Editor’s note: WRAL TechWire contributing writer Jen McFarland has  20+ years working in IT with experiences across a range of tools and technologies. She wants to help small businesses and teams design, improve, and maintain the technology that helps them succeed. In 2022, she incorporated Marit Digital.


RALEIGH — In 2022 nearly 89 million people scanned a QR code from their mobile device. That number is expected to top 95 million in 2023 and keep rising. QR codes, the boxy black-and-white barcodes that can store information, are a popular method of marketing.

Use of the codes has boomed in recent years as more retailers and restaurants have tried to share information without sharing COVID germs. And with the increased popularity, tech companies have embraced improved experiences for QR code scanning.

The emerging downside, however, is the up-and-coming phenomenon known as “quishing.”

QR Codes, iPhones & you: Next iOS release will make scanning easier

What is quishing?

The new term is a mash-up of “QR code” (which stands for “quick response code”) and “phishing”, where bad actors attempt to “fish” for a user’s personal information or passwords. These QR codes direct people to websites for similar goals, attempting to lure users into a fake login and collect IDs and passwords. Alternately they might facilitate a malware download to your device, compromising it.

These attacks are on the rise – understandably since the concept is an attractive one for hackers.

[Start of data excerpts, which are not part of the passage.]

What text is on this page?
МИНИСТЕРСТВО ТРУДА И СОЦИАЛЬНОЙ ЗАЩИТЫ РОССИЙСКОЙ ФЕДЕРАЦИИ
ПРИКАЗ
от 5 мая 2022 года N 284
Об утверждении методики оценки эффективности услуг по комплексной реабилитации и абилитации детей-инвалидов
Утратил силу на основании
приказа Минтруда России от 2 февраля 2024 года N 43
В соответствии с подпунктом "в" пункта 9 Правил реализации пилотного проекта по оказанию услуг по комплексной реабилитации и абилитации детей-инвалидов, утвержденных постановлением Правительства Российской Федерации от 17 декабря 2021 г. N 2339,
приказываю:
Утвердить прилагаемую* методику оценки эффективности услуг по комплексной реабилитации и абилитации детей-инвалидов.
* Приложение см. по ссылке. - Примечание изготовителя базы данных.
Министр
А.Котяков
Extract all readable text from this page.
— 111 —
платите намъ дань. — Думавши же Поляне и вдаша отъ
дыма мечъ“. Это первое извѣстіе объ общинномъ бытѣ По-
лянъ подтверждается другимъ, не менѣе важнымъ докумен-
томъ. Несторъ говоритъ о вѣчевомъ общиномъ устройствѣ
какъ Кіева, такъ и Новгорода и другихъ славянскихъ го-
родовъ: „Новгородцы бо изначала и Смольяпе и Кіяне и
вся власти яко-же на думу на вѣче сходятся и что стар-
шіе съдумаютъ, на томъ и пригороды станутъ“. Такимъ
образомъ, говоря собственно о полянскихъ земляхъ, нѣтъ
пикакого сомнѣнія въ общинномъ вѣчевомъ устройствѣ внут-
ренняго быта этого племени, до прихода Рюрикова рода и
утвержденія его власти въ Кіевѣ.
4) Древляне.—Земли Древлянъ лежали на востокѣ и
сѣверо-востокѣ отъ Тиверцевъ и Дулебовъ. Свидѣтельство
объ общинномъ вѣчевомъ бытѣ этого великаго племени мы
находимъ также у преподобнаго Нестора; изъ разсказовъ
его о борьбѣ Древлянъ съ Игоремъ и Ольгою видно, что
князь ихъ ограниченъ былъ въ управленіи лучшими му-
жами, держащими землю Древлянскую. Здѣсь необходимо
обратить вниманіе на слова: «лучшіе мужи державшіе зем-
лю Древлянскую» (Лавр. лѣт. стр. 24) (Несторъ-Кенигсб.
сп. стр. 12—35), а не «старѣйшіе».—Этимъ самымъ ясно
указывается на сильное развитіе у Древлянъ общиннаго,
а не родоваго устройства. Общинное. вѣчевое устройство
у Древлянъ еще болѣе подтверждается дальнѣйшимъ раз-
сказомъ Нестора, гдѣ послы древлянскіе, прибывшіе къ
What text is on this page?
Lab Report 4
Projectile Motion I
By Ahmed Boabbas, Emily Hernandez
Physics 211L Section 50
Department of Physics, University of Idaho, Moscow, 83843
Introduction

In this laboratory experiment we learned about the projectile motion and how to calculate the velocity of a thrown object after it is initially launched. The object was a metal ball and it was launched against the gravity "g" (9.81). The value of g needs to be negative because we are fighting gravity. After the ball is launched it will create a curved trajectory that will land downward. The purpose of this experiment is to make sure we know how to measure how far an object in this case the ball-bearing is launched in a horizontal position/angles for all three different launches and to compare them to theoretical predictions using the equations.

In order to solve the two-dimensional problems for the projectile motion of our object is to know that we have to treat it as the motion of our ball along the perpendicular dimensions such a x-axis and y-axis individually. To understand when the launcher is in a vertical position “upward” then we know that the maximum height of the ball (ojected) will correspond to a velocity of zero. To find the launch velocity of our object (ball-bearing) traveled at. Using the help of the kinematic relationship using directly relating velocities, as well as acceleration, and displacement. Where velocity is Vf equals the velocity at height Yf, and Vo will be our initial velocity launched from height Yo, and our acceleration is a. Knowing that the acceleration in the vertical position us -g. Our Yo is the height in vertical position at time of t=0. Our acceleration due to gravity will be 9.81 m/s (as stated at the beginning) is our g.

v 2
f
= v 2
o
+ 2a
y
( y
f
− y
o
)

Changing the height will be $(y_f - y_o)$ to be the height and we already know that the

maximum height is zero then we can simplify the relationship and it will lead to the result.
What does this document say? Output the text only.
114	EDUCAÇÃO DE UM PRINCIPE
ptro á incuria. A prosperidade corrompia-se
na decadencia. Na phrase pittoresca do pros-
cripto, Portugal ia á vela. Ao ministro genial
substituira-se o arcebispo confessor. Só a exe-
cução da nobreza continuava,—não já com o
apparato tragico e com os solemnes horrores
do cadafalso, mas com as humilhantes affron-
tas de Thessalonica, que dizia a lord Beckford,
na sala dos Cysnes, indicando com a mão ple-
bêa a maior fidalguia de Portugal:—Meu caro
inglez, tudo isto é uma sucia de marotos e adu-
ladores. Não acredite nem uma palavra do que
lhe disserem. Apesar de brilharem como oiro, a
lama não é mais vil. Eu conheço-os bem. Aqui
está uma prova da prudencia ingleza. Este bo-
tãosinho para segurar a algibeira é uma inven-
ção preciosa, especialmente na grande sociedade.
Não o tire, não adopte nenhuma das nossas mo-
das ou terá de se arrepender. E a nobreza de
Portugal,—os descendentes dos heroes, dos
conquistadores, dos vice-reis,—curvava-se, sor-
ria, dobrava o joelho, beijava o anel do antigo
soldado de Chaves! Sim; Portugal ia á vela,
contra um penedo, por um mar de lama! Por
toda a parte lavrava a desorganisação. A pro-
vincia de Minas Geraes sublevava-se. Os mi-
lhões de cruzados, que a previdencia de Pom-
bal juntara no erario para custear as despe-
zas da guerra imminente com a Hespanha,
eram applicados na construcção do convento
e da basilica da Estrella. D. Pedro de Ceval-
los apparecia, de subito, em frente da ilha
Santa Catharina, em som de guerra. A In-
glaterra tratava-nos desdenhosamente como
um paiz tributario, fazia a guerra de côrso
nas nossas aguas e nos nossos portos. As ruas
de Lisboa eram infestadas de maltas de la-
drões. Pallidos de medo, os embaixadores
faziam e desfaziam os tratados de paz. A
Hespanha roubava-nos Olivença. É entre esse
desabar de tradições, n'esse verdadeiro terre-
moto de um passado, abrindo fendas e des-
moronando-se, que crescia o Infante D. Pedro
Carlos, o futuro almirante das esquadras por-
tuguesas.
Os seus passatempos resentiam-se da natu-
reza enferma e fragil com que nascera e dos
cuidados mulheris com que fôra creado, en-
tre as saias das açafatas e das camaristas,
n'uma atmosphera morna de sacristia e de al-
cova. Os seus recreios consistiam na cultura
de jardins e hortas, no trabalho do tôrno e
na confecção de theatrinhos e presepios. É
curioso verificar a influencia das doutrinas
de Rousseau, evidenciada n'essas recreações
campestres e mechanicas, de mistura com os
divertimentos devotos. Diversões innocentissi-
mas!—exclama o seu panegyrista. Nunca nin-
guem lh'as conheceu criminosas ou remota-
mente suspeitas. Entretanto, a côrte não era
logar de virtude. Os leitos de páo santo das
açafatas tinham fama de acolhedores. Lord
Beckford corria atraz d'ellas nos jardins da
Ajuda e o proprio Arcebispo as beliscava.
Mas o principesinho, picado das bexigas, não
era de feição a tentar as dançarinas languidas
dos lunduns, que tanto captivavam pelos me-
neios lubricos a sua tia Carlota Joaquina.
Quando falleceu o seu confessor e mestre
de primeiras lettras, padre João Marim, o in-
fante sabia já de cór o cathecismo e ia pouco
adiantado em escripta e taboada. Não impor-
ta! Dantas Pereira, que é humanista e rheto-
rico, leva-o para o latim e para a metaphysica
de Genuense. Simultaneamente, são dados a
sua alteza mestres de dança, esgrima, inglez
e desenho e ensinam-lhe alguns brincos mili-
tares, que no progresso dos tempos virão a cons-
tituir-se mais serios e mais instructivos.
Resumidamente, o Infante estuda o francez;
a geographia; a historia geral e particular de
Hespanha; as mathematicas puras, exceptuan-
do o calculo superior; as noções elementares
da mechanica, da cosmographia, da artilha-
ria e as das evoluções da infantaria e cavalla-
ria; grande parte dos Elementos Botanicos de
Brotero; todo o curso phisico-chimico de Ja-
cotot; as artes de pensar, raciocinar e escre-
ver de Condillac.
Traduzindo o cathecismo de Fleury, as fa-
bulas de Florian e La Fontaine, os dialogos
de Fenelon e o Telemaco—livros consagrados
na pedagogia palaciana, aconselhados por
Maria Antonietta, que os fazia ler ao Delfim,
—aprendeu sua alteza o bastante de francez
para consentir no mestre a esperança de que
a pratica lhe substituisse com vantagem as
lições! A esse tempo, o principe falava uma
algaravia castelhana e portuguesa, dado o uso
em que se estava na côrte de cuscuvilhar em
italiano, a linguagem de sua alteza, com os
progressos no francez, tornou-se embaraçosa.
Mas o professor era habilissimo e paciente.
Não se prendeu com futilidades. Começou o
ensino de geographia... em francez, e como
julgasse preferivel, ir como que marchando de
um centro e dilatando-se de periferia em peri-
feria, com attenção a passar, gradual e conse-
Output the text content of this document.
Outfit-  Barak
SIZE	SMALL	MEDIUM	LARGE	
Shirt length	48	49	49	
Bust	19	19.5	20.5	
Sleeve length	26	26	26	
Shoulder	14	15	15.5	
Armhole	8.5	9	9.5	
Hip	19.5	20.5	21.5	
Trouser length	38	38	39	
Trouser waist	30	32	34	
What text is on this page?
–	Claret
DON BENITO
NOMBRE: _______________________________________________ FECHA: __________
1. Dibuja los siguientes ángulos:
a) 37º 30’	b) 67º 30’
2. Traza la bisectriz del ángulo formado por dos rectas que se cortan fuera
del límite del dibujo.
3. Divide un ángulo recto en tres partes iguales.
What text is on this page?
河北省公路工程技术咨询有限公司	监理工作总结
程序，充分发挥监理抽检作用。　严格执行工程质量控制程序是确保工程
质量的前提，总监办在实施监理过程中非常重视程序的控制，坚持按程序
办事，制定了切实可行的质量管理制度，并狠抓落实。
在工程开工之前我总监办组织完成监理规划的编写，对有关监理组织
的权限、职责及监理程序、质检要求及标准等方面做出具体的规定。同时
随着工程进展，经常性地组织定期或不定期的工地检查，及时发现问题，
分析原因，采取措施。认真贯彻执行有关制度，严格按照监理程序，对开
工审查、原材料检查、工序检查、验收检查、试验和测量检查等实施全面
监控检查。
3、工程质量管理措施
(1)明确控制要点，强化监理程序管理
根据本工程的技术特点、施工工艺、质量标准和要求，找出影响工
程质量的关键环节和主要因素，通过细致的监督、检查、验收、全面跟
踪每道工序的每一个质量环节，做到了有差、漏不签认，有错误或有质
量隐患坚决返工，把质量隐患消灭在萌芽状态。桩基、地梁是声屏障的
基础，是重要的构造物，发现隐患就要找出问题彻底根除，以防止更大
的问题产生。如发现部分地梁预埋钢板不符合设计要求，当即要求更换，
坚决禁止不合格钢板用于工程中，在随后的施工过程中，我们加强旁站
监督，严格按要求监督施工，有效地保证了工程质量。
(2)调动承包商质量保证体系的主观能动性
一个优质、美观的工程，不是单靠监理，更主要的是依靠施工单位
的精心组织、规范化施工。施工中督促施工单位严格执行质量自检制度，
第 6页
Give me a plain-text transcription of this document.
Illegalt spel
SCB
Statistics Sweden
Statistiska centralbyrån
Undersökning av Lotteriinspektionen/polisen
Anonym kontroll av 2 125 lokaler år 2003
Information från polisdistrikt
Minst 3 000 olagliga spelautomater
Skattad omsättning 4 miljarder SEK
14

We’re used to looking out for phishing attacks but QR codes are a new vector many potential victims are unaware of. Adding to the benefits is the fact that there’s very little effort required to make the QR code. They’re quick to generate and look legit without extra effort.

QR codes are incredibly easy to come by, with a multitude of websites dedicated to their creation for free. And while it’s possible to dress up your QR code with a logo, colors, or even shapes, the vast majority remain unbranded.

Then there’s the delivery. A QR code might land in your inbox and raise suspicion alongside a poorly written email, but more often these codes will pop up in the real world. QR code usage is more fluid, often part of processes like ticketing systems, contactless payment options, or 2-factor authentication. That also means dealing with real-world distractions that may stop you from second-guessing whether clicking on this page or entering your info is a good idea.

California resorts to QR codes in fight against illicit cannabis sales

Good habits help

Aside from not scanning QR codes anymore, what can you do?

The first step is one you’ve probably taken by reading this article, and that is having a healthy dose of skepticism. If the QR code is printed in your restaurant menu, it’s probably ok. If it’s a sticker on the side of a telephone pole without context, maybe think twice.

Some other tips to keep you safe:

  • Look for visual cues that the QR “belongs” to a specific company with some kind of branding element, but be aware that this too can be faked.
  • Depending on your device, the screen may pop up a preview of the URL you’re about to open. Double-check to make sure it’s the domain you expect, if possible.
  • Keep your devices up-to-date. Newer software is coming out with tools that can block fraudulent links.

And if all else fails, always make sure you’re keeping your accounts secure with 2-factor authentication or other security measures. These will help keep your accounts secure, even if your password is compromised.